Joel had grabbed her by the wrists and was pulling her back into the kitchen. "Go, go," he ordered, pulling her into the light. Her mind was in shock as it grappled to conceive the inconceivable.

"You -- you shot him," she said with trembling lips.

Joel lowered himself to eye-level with Sarah. He had his hands on her arms, trying to control her fear, his body blocking her view of the office and the dead body inside.

"Sarah," he said. There was a peculiar calm to his voice, a lifesaver for her to grab on to, to keep her from drowning in fear.

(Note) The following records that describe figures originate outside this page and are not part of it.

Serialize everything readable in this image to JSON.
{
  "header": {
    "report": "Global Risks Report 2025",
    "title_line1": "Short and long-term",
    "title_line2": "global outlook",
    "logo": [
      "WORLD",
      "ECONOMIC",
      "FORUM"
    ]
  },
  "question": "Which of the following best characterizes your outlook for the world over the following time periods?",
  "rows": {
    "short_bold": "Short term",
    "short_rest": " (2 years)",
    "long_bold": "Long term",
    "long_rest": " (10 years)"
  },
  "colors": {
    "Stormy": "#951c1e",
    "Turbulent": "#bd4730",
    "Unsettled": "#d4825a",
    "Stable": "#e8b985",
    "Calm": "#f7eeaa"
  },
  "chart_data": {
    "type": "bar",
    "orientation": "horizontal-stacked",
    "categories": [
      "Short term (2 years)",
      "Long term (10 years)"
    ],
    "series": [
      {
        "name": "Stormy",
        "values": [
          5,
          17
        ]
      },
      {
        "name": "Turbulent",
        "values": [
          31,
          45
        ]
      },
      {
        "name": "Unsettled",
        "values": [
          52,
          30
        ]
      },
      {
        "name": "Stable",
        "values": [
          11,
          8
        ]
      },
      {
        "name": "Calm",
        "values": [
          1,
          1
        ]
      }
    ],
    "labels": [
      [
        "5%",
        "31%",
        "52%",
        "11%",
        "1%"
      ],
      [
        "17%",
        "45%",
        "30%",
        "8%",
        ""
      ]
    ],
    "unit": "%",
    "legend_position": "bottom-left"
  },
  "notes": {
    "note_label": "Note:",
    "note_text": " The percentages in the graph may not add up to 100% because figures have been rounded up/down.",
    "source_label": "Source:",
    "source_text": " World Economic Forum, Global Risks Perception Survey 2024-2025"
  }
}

"I saw him this morning..."

"Listen to me." He spoke slowly and deliberately, his eyes peering into hers, forcing her to focus. "There is something bad going on." He spoke the word carefully, so that Sarah knew it wasn't over-exaggeration and it caused Sarah's focus to return. She met his steely gaze, embraced the comfort it provided. The fear that threatened to consume her retreated.

"We have got to get out of here, do you understand me?"

Sarah nodded and said, "Yeah."

Just then, Joel's attention was grabbed by their shadows moving across the wall. A vehicle had just pulled into the driveway, its headlights shining through the windows, filling the den with light.

"Tommy," her father said, exhaling a sigh of relief. He grabbed Sarah's wrist and headed toward the front door. "C'mon."